I found out about this problem when converting Mozilla's hg repository to git.
The way that git parses the author/commiter lines is that it looks for the first less-than character, and expects that to start the email address, and then it looks for the next greater-than character, and it then expects everything following that character to be parsed as a date.
hg-git's output doesn't completely match that expectation. For example, for this revision hg.mozilla.org/mozilla-central/rev/a537a070dbf40081e1d32321924b6589b271574e, the author is "Ms2ger@gmail.com", which makes hg-git generate a author line like this:
author Ms2ger@gmail.com none@none 123456000 +0000
Which git fails to parse. Another example is this revision http://hg.mozilla.org/mozilla-central/rev/e88d2327e25d600ce326615f682db1d79d2bb10e, where there is no space between the username and the email, which creates an author line like this:
author Ms2ger<Ms2ger@gmail.com <Ms2gerMs2ger@gmail.com 123456000 +0000
And you can see how that would confuse git!
With the fixes in this pull request, hg-git can generate better commit objects, that git can actually deal with.

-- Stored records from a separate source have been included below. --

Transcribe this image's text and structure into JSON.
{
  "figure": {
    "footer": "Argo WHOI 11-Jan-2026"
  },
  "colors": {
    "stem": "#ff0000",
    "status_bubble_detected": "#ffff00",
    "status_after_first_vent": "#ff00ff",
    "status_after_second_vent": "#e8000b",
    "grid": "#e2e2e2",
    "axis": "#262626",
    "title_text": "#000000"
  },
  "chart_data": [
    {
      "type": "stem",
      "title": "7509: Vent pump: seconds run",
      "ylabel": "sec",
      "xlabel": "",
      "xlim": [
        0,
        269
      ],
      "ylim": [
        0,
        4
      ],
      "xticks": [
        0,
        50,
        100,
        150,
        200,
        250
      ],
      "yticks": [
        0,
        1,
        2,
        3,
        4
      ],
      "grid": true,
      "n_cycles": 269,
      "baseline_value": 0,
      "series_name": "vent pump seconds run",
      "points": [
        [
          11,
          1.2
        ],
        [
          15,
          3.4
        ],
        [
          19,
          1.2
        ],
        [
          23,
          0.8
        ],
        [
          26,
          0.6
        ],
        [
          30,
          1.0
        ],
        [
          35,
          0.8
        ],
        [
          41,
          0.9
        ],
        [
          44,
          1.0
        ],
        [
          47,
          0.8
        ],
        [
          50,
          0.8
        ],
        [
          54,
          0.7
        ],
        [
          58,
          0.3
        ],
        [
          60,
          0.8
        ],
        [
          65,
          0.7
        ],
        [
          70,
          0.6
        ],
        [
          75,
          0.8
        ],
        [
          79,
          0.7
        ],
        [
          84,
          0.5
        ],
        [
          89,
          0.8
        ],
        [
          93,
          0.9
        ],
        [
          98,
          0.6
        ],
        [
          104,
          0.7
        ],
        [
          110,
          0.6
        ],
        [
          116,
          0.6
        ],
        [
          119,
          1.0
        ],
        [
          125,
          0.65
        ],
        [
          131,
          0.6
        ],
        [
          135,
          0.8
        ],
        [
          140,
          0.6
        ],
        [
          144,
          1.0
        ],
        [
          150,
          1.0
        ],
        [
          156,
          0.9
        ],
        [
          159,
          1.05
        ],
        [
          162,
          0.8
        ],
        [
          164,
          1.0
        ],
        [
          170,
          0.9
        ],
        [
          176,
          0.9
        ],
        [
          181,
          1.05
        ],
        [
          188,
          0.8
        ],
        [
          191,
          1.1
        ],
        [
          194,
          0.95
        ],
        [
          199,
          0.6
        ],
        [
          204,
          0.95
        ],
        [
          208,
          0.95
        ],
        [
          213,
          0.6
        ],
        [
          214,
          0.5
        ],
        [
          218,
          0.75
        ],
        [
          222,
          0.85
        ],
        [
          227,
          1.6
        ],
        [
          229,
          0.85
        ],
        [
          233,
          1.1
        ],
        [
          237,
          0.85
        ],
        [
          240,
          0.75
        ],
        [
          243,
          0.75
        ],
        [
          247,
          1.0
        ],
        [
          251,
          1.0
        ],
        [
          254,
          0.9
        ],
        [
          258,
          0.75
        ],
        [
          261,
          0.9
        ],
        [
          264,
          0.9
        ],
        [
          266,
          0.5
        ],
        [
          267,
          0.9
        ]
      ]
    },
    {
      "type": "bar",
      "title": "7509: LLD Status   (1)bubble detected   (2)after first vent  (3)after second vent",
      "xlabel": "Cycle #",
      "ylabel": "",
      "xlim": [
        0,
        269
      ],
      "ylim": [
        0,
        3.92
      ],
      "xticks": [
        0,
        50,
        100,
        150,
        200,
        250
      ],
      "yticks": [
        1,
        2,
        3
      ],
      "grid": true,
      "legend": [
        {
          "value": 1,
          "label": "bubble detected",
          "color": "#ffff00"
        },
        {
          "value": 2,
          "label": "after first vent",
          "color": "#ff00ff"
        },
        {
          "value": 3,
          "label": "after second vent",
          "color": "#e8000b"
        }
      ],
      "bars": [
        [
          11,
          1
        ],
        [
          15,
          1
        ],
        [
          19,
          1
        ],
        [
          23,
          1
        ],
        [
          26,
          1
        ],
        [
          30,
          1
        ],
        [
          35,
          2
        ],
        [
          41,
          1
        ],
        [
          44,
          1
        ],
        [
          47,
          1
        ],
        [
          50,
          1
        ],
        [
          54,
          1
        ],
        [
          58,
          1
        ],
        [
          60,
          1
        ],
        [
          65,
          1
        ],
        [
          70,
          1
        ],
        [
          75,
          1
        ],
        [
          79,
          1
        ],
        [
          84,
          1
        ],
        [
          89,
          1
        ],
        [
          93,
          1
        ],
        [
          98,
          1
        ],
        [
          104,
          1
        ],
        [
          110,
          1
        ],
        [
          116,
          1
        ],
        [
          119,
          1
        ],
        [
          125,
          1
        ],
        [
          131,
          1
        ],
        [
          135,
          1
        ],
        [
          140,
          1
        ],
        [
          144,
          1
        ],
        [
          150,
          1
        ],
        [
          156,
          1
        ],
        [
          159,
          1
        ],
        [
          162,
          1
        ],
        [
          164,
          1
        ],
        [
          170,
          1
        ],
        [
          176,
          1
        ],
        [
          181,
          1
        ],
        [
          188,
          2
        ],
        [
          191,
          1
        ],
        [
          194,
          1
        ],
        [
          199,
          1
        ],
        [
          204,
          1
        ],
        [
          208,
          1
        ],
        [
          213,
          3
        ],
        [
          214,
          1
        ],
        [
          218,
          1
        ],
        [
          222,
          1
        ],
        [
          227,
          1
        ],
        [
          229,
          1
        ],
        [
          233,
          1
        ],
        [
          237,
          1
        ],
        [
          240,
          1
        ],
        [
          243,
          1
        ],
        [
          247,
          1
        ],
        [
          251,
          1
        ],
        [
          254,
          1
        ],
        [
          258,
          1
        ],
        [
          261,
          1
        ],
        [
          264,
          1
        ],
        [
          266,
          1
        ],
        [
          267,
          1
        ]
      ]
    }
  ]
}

I managed to convert the entire hg history of mozilla-central to git with these patches.
Sanitize the author username and email address to make sure that git …
…is not confused by brackets around those names
Make get_valid_git_username_email a proper method on the GitHandler o…
Make the space between the username and email address in hg username …
…parsing code optional, to handle cases like 'User<firstname.lastname@example.org>'
Treat the trailing bracket after the hg author name as optional.
This causes stuff like
https://hg.mozilla.org/mozilla-central/rev/e751acb410d0 to be parsed
ehsan@04a37b4 also fixes another instance of this problem, for commits like https://hg.mozilla.org/mozilla-central/rev/e751acb410d0
Can you add some tests for this? I'm hesitant to pull this without corresponding tests. I'm also skeptical of the correctness of get_valid_git_username_email() - couldn't that fail if the username was something like " email@example.com " or some other broken thing?
When you're ready, I'd greatly prefer patches mailed to the hg-git Google Group - it's easier for me to review and apply them there than on a pull request here.